Mozilla has announced that future release of the Firefox browser for both Android and desktop platforms will block third-party cookies. In addition, the browser on both platforms will feature several improvements in the configuration department. Most of these will be under the hood and will not affect the look and feel of the browser, but are aimed at memory, speed and rendering parameters.
Firefox 22 or Aurora, released last week has taken a leaf out of Apple’s book and blocked third party cookies by default. Apple’s Safari was the only other browser to have done so till date. The move is aimed at improving security while the user browses the web since many third-party companies track online activity. The browser blocks cookies by default but has an option to disable this feature even though it strongly recommends that users stick with the default.
Other Firefox 22 enhancements include faster loading times, efficient memory management, automatic word wrapping of plain-text files that the browser displays to users and support for HTML 5. Aurora enhancements for Android are centered on code changes to offer better WebGL rendering performance via an asynchronous canvas update and a new Web Notifications API.

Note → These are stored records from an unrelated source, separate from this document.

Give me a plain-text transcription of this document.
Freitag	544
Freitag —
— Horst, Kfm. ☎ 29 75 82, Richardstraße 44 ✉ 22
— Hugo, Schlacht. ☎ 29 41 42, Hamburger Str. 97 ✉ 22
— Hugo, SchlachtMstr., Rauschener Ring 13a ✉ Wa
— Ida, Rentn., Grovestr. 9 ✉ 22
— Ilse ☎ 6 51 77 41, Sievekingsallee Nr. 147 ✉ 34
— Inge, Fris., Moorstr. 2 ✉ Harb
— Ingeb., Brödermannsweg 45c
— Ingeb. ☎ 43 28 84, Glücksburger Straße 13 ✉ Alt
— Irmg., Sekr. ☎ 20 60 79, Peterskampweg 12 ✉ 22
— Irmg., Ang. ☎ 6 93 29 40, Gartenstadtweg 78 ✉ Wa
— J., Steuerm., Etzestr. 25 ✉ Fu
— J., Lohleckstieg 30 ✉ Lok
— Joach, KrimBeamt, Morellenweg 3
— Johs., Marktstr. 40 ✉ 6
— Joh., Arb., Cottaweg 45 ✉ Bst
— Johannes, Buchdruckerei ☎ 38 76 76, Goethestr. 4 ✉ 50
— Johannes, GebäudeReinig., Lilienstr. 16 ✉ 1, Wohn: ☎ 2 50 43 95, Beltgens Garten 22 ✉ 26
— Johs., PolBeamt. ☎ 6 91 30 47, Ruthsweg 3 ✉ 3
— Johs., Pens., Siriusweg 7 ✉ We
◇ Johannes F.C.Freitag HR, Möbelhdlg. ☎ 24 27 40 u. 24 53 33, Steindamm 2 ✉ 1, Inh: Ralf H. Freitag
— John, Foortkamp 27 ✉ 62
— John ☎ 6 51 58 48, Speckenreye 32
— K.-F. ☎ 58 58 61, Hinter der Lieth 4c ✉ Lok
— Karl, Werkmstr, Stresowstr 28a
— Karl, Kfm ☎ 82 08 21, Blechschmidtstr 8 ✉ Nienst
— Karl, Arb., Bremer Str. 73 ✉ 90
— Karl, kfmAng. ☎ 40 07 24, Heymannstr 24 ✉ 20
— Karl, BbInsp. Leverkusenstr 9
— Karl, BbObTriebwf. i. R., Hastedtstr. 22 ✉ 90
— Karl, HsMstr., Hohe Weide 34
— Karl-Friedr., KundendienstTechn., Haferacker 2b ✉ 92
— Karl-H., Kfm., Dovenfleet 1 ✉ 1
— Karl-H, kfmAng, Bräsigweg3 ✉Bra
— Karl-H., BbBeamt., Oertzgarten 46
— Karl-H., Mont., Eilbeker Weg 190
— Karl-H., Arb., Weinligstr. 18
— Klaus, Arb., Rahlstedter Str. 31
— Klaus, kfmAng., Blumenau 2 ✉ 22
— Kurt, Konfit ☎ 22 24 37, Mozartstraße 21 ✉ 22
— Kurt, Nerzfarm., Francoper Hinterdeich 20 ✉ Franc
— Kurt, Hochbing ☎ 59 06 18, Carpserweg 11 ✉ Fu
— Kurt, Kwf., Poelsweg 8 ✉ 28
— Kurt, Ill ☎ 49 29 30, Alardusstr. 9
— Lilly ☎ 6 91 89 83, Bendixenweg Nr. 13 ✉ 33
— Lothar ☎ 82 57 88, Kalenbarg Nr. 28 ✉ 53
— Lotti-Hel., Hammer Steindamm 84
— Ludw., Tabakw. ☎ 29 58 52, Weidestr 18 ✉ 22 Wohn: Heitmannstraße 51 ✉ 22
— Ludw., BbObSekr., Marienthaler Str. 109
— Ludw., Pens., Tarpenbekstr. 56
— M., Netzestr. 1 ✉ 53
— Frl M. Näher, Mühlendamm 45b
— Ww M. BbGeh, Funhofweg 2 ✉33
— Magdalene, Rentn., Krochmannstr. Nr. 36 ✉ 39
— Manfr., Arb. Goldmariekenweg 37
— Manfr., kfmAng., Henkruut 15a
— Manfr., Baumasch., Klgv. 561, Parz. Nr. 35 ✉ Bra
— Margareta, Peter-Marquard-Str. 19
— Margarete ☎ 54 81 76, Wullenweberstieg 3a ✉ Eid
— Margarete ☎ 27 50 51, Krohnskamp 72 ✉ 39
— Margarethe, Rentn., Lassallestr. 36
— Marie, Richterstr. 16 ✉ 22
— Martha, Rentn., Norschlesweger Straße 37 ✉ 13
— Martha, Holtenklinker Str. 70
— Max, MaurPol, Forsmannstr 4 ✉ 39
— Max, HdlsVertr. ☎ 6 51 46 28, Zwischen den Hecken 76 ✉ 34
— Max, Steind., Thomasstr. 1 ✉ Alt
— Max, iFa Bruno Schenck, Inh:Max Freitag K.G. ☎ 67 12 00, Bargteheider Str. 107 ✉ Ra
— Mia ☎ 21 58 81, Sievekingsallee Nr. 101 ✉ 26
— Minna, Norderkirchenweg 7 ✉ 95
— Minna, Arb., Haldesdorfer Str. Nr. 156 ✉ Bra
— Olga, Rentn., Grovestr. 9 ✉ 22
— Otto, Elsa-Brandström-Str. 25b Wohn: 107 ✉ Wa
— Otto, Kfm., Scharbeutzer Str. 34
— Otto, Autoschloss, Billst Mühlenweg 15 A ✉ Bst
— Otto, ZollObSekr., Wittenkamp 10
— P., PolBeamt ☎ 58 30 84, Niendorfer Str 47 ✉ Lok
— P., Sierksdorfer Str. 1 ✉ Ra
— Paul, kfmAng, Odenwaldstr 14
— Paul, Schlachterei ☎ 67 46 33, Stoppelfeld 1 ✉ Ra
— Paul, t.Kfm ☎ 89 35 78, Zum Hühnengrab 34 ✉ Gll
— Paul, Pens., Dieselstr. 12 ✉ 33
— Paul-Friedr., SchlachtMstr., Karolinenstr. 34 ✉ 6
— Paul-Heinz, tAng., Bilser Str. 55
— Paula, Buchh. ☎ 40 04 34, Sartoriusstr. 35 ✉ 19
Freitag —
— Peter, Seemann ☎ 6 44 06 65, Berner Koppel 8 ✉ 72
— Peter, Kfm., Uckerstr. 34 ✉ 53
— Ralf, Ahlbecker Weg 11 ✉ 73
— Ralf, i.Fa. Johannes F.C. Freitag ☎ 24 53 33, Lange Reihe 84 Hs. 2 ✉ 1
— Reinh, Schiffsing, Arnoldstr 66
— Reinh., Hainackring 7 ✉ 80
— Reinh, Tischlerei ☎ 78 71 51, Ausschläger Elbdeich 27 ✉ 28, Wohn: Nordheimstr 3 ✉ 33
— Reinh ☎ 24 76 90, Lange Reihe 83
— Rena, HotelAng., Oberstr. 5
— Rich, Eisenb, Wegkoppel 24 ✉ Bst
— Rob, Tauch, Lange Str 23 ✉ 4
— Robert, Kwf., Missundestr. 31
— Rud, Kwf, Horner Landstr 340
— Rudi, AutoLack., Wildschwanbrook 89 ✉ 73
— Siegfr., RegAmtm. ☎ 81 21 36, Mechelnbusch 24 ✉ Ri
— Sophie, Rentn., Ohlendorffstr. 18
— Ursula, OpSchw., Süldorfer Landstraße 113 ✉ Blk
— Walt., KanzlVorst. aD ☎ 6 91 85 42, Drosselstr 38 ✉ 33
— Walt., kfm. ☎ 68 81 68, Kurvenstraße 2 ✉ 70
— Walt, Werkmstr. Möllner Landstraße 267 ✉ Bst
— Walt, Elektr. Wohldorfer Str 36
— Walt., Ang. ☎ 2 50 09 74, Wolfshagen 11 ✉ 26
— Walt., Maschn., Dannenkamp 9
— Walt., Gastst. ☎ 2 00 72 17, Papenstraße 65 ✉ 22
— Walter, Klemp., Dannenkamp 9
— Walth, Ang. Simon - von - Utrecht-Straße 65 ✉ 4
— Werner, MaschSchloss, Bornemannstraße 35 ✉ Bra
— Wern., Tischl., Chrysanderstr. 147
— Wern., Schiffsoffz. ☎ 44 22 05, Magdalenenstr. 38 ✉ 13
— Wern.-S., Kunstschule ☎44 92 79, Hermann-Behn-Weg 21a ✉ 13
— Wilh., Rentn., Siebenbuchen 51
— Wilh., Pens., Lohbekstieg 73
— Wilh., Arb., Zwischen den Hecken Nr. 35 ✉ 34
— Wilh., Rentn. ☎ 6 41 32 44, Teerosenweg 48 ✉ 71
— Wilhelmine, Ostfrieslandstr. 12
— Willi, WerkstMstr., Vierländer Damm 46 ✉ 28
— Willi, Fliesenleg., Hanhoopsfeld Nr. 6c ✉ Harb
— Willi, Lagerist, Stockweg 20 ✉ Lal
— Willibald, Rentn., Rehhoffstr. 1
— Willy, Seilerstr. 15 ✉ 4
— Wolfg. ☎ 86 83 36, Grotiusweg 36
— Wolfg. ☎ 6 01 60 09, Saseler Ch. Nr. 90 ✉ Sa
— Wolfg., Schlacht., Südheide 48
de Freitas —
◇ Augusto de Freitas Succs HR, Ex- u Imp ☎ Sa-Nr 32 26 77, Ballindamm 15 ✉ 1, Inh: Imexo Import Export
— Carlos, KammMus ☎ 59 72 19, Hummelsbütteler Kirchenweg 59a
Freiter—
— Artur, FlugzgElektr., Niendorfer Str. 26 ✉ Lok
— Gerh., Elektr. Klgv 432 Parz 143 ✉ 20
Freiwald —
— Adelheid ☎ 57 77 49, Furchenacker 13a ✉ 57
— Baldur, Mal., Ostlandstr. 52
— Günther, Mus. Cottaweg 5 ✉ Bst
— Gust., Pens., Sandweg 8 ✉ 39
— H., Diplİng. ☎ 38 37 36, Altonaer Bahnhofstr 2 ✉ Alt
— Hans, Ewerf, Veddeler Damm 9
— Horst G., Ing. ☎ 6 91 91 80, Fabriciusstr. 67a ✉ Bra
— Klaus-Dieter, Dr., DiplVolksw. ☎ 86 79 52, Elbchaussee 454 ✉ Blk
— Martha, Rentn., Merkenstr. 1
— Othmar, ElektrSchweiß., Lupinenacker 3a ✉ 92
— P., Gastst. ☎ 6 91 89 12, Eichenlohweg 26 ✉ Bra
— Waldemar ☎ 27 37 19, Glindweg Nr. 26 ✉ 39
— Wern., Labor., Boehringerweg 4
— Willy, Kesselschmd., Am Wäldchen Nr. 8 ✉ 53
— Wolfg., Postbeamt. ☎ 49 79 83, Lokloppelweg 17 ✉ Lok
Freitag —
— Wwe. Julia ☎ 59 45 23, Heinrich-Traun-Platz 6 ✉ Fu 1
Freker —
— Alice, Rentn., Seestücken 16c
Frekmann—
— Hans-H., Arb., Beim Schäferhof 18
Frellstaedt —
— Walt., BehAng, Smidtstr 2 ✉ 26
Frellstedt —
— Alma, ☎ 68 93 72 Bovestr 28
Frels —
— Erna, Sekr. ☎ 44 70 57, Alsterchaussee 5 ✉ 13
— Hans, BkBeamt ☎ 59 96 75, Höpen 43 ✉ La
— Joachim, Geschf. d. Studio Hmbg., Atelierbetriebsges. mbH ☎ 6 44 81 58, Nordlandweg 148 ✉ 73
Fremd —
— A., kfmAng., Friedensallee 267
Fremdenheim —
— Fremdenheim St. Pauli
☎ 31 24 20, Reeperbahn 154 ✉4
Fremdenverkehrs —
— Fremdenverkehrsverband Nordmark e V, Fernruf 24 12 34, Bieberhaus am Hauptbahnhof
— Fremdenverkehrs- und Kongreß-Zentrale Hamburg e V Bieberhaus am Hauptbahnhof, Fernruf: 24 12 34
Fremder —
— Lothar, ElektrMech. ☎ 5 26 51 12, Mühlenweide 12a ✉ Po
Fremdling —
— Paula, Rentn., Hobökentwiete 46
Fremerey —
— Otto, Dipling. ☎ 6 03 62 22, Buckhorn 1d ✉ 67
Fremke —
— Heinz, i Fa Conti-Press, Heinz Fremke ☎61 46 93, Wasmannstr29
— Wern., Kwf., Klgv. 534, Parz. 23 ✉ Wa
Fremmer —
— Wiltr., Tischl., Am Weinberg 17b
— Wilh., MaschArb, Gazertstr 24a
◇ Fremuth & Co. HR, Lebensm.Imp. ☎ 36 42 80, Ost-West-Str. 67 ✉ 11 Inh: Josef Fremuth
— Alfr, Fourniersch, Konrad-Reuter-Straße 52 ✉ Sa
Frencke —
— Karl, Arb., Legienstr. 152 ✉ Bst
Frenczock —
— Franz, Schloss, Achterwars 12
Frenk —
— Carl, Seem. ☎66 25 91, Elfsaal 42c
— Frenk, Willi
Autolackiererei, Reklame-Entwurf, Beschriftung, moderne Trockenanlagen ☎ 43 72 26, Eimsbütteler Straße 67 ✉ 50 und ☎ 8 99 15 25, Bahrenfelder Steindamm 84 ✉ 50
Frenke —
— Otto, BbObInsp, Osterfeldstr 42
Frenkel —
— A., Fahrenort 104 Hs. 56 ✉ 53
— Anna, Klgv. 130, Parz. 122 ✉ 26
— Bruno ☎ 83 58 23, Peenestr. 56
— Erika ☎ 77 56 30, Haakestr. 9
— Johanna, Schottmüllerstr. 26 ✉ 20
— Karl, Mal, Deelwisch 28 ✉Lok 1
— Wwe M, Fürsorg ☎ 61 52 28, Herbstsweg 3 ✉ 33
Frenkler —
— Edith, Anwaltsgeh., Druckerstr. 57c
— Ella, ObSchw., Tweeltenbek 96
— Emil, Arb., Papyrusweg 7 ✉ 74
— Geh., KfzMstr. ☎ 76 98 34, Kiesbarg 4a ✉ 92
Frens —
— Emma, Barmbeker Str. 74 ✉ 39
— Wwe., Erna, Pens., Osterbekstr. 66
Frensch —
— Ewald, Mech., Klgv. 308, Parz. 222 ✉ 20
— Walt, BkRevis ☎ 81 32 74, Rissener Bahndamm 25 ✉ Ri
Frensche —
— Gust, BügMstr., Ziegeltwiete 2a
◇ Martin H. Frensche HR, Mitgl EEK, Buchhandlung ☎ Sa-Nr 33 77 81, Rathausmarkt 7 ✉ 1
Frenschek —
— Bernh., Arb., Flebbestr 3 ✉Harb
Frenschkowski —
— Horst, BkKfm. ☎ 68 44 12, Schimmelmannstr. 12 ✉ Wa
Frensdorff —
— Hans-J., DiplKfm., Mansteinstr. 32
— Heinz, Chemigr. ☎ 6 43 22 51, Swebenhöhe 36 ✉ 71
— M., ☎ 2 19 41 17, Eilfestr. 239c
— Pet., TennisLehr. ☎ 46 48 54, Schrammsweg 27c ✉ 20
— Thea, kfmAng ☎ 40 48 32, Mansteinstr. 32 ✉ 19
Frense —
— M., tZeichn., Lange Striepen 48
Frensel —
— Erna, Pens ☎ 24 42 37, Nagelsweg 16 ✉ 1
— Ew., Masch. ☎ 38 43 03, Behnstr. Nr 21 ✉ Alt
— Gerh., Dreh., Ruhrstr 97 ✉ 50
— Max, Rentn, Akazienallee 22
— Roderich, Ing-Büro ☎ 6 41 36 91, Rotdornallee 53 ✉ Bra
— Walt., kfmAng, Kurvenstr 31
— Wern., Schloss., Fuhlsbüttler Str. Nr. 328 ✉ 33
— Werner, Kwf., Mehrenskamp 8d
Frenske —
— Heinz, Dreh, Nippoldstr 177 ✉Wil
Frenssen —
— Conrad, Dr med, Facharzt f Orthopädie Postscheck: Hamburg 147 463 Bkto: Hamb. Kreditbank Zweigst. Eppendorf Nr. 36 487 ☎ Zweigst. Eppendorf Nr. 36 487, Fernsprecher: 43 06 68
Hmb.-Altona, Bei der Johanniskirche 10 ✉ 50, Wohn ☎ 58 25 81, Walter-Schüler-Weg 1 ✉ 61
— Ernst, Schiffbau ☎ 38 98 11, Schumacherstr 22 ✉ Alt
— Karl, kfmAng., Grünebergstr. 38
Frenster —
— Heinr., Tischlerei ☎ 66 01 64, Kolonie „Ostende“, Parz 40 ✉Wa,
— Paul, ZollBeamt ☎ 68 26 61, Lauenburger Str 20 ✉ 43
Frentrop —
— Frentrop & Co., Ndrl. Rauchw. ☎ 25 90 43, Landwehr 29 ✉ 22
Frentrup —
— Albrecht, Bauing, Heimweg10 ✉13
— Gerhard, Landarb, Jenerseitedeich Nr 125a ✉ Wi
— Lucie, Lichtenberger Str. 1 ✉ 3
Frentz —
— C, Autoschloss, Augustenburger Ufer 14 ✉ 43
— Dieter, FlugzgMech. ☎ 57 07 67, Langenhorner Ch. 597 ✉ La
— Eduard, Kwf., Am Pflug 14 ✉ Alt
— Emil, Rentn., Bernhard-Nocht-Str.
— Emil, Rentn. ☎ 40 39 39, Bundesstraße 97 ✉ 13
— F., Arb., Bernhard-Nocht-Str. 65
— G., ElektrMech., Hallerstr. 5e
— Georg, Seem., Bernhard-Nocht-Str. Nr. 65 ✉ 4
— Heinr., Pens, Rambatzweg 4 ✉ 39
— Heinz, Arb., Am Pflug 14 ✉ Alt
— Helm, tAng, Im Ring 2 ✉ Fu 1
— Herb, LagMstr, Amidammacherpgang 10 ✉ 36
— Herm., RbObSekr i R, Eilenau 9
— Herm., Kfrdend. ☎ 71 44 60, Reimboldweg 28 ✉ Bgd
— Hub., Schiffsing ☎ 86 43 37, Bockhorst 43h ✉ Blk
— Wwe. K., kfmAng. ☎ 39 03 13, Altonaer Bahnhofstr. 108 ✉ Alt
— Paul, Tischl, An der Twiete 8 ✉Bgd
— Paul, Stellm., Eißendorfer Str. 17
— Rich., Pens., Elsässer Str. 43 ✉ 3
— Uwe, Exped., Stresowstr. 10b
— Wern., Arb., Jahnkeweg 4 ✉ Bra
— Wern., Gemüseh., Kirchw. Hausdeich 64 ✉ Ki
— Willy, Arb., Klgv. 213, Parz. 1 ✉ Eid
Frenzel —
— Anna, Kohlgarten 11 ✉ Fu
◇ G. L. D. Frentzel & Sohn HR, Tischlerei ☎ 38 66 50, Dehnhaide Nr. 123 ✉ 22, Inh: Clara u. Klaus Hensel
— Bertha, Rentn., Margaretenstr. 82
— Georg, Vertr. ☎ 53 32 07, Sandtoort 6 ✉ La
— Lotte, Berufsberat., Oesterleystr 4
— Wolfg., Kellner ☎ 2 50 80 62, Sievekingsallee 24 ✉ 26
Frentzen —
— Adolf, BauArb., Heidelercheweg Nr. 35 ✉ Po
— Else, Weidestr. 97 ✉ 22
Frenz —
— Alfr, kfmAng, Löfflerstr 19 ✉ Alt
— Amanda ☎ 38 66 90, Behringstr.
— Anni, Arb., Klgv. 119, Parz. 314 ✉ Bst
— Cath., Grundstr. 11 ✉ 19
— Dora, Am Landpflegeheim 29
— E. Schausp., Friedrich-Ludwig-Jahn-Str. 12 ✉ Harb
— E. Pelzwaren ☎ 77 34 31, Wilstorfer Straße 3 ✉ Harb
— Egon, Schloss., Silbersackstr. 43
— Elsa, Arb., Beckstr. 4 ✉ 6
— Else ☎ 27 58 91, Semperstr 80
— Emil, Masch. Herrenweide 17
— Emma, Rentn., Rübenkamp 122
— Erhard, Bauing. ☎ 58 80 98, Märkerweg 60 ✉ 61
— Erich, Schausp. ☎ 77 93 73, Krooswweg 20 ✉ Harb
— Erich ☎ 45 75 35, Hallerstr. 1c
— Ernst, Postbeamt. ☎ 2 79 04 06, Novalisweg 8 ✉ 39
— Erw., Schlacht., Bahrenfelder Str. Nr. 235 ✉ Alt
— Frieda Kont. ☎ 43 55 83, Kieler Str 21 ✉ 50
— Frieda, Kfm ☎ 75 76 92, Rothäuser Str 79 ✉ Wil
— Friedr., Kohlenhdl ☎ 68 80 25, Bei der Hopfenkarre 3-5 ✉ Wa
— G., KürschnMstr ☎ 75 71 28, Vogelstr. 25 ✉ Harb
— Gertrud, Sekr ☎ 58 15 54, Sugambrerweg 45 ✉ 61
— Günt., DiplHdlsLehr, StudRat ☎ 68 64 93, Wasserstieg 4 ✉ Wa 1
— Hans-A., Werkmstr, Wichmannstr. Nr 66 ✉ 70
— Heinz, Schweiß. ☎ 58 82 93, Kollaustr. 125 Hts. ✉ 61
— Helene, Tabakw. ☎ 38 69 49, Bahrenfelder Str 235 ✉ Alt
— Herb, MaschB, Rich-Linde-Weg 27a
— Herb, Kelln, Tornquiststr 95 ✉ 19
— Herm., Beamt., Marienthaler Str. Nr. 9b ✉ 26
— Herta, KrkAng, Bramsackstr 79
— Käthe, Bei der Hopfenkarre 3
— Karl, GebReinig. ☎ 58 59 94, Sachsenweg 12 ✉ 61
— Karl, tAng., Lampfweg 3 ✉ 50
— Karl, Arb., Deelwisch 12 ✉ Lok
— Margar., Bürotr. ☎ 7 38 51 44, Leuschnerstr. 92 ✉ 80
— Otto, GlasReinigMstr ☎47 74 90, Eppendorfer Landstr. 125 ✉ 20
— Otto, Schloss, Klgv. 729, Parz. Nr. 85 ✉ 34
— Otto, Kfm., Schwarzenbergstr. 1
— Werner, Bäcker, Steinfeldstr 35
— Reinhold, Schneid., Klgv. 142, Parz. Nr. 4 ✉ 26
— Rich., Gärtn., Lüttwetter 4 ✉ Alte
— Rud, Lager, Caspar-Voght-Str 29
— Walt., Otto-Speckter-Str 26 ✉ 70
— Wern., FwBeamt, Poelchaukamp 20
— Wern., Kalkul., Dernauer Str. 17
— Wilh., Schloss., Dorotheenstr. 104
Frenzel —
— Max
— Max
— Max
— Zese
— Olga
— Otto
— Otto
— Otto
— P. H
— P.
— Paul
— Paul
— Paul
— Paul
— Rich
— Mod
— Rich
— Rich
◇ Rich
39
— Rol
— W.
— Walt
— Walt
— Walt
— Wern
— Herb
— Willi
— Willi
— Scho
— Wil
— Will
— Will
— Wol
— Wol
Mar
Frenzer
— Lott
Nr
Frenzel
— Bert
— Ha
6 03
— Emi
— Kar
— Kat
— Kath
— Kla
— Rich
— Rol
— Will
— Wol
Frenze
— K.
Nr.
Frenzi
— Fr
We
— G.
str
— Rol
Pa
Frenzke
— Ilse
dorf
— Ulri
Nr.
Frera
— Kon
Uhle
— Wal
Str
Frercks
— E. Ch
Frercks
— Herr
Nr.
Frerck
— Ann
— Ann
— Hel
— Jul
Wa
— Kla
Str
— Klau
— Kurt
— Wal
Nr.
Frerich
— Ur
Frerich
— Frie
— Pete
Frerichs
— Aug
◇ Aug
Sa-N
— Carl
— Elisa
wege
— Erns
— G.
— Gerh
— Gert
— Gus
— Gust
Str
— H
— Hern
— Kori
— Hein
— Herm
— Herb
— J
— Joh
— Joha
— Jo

Unlike Firefox, Google has no immediate plans to block third party cookies but there is a good chance that Microsoft will. The company has always focused on user security and the latest release of Internet Explorer, IE9, has a built-in tracking protection list options as well as Do Not Track header option enabled by default.
Third-party services will have to soon devise a new way to track user online activity with most desktop and mobile browsers toughening the stand on the cookie feature.